School of Biochemistry, University of Bristol, BS8 1TD, Bristol, UK.
School of Biochemistry, University of Bristol, BS8 1TD, Bristol, UK; Department of Molecular, Cellular and Developmental Biology, Yale University, New Haven, CT, 06511, USA.

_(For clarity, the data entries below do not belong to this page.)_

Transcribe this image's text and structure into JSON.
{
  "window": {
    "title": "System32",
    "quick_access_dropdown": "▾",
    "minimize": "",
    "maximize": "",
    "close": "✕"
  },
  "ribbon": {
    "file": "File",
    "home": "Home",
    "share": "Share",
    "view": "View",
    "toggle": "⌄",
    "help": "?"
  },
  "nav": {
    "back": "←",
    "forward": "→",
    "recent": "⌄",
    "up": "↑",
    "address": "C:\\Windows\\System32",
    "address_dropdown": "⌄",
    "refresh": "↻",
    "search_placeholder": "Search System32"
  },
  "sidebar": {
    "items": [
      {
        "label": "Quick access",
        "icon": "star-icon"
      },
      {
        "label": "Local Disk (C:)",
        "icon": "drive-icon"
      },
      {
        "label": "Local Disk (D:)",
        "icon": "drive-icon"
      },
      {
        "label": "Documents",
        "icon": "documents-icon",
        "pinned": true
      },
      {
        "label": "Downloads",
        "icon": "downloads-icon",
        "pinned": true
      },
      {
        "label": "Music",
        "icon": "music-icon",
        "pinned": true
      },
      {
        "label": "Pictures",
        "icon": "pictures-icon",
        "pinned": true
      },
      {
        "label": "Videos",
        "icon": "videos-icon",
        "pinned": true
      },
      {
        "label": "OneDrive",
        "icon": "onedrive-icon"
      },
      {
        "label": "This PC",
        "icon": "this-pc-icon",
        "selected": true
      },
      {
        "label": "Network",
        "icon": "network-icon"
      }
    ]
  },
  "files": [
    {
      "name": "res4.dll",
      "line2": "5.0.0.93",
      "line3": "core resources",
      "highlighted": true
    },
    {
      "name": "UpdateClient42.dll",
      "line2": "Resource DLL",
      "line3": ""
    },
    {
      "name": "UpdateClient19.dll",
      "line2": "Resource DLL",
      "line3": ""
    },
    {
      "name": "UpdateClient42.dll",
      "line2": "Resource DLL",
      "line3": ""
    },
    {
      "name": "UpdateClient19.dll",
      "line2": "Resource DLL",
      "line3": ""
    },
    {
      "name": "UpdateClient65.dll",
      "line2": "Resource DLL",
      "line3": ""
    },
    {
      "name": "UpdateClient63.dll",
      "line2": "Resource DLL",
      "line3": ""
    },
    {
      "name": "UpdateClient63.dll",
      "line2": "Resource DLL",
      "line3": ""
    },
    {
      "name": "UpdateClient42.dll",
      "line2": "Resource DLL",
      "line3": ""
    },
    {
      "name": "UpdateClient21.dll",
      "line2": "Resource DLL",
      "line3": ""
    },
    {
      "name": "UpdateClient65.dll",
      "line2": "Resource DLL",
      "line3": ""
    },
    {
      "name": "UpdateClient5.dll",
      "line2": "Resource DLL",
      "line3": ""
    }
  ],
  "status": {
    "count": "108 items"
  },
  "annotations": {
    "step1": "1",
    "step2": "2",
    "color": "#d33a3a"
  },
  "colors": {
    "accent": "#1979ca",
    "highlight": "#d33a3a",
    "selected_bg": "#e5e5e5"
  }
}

Curr Opin Cell Biol. 2022 Apr;75:102073. doi: 10.1016/j.ceb.2022.02.007. Epub 2022 Mar 30.
The actin and microtubule cytoskeletons of mammalian oocytes and zygotes exist in distinct forms at various subcellular locations. This enables each cytoskeletal system to perform vastly different functions in time and space within the same cell. In recent years, key discovery enabling tools including light-sensitive microscopy assays have helped to illuminate cytoskeletal form and function in female reproductive cell biology. New findings include unexpected participation of F-actin in oocyte chromosome segregation, oocyte specific modes of spindle self-organization as well as existence of nuclear actin polymers whose functions are only starting to emerge. Functional actin-microtubule interactions have also been identified as an important feature that supports mammalian embryo development. Other advances have revealed reproductive age-related changes in chromosome structure and dynamics that predispose mammalian eggs to aneuploidy.
哺乳动物卵母细胞和受精卵的微丝和微管细胞骨架存在于不同的形式和亚细胞位置。这使得每个细胞骨架系统能够在同一细胞内的不同时间和空间内执行非常不同的功能。近年来,包括光敏感显微镜检测在内的关键发现工具帮助阐明了女性生殖细胞生物学中细胞骨架的形态和功能。新的发现包括 F-actin 出人意料地参与卵母细胞染色体分离、卵母细胞特有的纺锤体自我组织模式以及核肌动蛋白聚合物的存在,其功能才刚刚开始显现。功能性肌动蛋白-微管相互作用也被认为是支持哺乳动物胚胎发育的一个重要特征。其他进展揭示了与生殖年龄相关的染色体结构和动力学变化,使哺乳动物卵子易发生非整倍体。